THE Bank of Namibia (BoN) is running its weekly auction for treasury bills on Thursday this week for 91, 183 and 364 days, seeking to raise N$1,56 billion.
This will be the second of the three auction runs for the month, with the last one slated for 24 November.
The week will also see holders of the GC23 participating in the switch auction scheduled for tomorrow.
The switching of the GC23 will extend to the GC35, GC37, GC40, GC43, GC45, GC48 and the GC50 bonds, and the announced switch yield is set at 8,75%.
Last week the government announced it had reduced the expected amount to be borrowed for the current fiscal year through bonds and treasury bills by N$400 million.
This will bring the borrowing bill to N$12,2 billion for the fiscal year, and N$3 billion remains yet to be borrowed before the end of the fiscal year in March 2023.
From April this year to October, the state has already borrowed N$9,1 billion – much of which has been sourced from pension funds, commercial banks and insurance companies.
Individual private investors have also thrown some cash to the state in an attempt to earn some positive real returns as inflation rose through the year – settling at 7,1% in September.
Several switches have also been conducted on the GC23 – which will mature on 15 October 2023.
Simonis Storm Securities analyst Theo Klein in a recent report said although bonds appear to be in demand, yields are slowly dipping.
For example, the Bloomberg Africa Bond Index has decreased by 18,2% year to date, while the JP Morgan Emerging Market Total Return Index dropped 22% year to date and reached levels last seen in 2016.
The Bapi is a composite index of South Africa, Egypt, Nigeria, Kenya, Namibia, Botswana, Ghana, Zambia, Morocco and Mauritius local sovereign indices.

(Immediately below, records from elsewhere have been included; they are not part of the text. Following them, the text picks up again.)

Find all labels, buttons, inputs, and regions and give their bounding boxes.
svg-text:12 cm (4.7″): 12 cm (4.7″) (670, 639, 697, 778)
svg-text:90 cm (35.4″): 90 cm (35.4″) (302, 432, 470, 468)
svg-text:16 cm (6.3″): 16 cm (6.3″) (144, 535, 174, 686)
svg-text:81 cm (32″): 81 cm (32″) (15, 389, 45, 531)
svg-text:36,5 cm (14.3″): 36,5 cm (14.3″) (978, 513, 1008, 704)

On the local front, Klein said the Simonis Storm Namibia Government Bond Total Return Index shot up by 6,3%, and its reflective bond yields have increased by 174 basis points on average in Namibia.
Klein said inflation is expected to fall over during the last quarter of this year and will lessen the upward pressure on interest rates and bond yields in 2023.

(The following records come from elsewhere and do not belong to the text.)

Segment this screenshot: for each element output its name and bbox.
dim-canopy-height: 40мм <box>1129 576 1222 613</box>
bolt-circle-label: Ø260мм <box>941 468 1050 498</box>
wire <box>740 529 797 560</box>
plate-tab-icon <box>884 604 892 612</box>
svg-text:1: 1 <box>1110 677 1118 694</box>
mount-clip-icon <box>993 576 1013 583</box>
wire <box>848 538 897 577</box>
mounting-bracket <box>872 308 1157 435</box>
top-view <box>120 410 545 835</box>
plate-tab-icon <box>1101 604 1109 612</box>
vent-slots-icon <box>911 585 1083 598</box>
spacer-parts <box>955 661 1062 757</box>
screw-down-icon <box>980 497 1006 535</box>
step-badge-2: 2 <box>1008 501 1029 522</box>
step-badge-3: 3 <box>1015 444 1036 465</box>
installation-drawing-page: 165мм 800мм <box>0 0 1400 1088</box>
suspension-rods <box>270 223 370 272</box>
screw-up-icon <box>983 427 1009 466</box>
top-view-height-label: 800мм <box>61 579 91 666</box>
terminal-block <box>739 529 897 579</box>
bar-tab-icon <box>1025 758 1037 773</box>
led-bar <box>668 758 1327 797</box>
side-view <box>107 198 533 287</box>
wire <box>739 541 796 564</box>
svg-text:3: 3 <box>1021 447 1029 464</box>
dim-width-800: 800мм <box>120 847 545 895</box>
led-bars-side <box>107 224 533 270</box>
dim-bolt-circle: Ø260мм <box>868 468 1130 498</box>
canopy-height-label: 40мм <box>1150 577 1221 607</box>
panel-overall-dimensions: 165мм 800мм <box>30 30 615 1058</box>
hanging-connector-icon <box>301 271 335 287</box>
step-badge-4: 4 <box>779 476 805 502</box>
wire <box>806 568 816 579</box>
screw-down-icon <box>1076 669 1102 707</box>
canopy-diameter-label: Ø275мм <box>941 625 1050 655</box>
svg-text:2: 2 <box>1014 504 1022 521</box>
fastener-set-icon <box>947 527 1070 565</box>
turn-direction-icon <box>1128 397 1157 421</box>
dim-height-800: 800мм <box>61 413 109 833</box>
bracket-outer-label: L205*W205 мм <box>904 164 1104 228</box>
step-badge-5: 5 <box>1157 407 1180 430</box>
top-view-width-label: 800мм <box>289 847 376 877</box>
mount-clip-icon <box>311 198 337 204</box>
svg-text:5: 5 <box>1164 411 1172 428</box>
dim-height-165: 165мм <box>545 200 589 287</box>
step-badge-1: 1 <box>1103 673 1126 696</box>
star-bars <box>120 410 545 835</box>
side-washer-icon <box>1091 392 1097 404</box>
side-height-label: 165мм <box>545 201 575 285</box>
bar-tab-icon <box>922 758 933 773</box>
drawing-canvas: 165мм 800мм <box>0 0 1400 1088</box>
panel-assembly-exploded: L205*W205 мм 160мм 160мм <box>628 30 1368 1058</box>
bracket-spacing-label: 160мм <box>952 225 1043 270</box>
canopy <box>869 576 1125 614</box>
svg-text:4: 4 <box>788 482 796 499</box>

In the developed economies, where central banks have bought up more bonds from the market, some are starting to lose out due to high inflation and interest rates – where investors are pushing funds to treasury bills and other short-term interest rate-dependent instruments.
In line with Bank of Namibia increases in benchmark rates, money market accounts have edged up.
Treasury bill (TB) yields have increased by 278 basis points, fixed deposit rates by 246 basis points, and negotiable certificates of deposit (NCDs) rates by 244 basis points.
Klein last week said TBs have been most responsive to monetary policy tightening this year, and with every one percentage point repo rate hike, TBs rose 1,11 percentage points.
NCDs rose with 0,98 percentage points, and fixed deposits rose with 0,97 percentage points.
At last week’s 273-day treasury bill auction, N$943 million bids were received, while only N$600 million was on offer.